Just before they brought up a contentious topic this month -- announcing that they want to take more land off the tax rolls in Scott County -- senior managers of the Shakopee tribe reminded the Scott County Board of all they are contributing.
"The Shakopee Sioux Community is the largest employer in Scott County," said tribal administrator Bill Rudnicki. "That didn't mean much to people in the last several years, but after the economic downturn it has taken on new meaning."
The tribe does not wish to "go down the path of some of the largest companies, who have cut employees," he said. "We know this is a major issue ... and we're trying to take a lead role by not cutting employees. We're one of your economic engines, working to keep people employed."
Commissioner Joe Wagner was impressed. "You know, it seems like Vegas -- like anyone in the world of gaming -- is in a world of hurt right now," he said. "And you haven't laid anyone off?"
"We are a very conservative organization even though we have gaming," Rudnicki replied. "We do not take chances that some of the larger players in the industry take."
Indeed, it has emerged that not all tribal gaming is being hit by the same economic forces as Las Vegas is. In the region that includes Minnesota, new data show, the Indian gaming take is actually up.
And that could be important news for Scott County. The tribe is not only the county's biggest employer, but it also has commissioned a long list of construction projects over the past few years even as other types of construction activity have tanked.

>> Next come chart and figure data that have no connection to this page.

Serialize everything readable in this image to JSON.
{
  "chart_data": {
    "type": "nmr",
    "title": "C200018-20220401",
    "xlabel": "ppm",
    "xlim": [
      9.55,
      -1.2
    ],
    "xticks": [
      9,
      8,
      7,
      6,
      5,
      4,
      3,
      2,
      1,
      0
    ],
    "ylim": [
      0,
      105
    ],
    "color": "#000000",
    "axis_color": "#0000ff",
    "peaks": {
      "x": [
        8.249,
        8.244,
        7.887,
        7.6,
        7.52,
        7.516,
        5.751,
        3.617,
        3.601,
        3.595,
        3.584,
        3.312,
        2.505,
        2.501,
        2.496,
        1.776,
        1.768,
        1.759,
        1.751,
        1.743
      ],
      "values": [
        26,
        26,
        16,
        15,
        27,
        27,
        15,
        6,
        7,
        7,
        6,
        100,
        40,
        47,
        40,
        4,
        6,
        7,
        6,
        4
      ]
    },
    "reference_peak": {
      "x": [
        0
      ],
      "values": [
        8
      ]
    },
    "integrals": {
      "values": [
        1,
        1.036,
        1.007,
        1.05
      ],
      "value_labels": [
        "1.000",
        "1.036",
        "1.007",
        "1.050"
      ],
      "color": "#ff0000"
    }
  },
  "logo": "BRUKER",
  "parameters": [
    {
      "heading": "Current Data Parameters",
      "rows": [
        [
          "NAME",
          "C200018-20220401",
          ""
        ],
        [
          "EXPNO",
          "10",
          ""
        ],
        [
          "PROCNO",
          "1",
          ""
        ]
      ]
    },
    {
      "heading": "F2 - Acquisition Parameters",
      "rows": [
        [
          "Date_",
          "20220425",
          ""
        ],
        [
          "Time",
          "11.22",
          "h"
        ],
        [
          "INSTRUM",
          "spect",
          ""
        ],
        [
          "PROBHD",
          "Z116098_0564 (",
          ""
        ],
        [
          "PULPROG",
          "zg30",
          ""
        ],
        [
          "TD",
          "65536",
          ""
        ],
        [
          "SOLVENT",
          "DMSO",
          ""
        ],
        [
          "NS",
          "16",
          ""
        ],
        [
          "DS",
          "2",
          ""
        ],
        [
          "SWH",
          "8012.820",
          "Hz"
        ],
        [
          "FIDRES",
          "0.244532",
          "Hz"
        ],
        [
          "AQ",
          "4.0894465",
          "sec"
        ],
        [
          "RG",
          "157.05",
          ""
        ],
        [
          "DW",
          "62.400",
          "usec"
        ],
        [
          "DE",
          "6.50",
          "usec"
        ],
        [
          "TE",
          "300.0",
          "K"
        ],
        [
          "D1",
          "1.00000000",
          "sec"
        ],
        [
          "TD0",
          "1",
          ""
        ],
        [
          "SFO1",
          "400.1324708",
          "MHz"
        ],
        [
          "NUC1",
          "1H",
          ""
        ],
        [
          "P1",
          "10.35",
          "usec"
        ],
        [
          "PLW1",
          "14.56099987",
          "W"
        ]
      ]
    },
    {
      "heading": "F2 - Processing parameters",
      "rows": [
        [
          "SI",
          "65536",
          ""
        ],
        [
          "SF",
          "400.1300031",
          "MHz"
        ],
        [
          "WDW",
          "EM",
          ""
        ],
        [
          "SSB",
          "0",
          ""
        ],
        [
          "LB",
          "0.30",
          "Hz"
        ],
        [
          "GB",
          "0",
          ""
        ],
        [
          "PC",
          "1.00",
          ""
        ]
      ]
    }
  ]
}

The new figures, released this month by the National Indian Gaming Commission, show that the nine-state area stretching from Michigan to Wyoming saw an increase of nearly $2 billion in gambling revenue between 2007 and 2008.
In contrast, gambling revenues in Nevada are off by about 14 percent, or more than $1 billion, in this fiscal year compared with the same period last year, according to the Nevada gaming control board. The fiscal year began on July 1, 2008.
Indian-run casinos, in short, may be benefitting from Vegas' pain, as gamblers opt to play the slots closer to home rather than pay to fly west and stay in hotels.
What isn't known -- and what the Shakopee tribe doesn't discuss -- is how that's playing out in Scott County itself. But Mystic Lake is a major player in its region, and Vegas has always been an important destination for Twin Cities gamblers.
There are a few outward and visible signs of the tribe's financial fortunes.
It does release data on its charitable giving. It has to acknowledge its many land acquisitions, which are a matter of public record. And it has chosen to release some information on its many construction projects, large and small.
All of those forms of spending have greatly increased over the past five to 10 years. It's too soon for outsiders to tell whether the pace of increase in any or all of them will now slacken.
Even the tribe, with all its wealth, doesn't always get its way, tribal managers confessed during the session with the board. A wind turbine that was supposed to be up by last year has been delayed and is now set to be whirling by Thanksgiving.
"They're difficult to get ahold of," the tribe's land manager, Stan Ellison, said. "General Electric wants to sell you 20 of them, not one."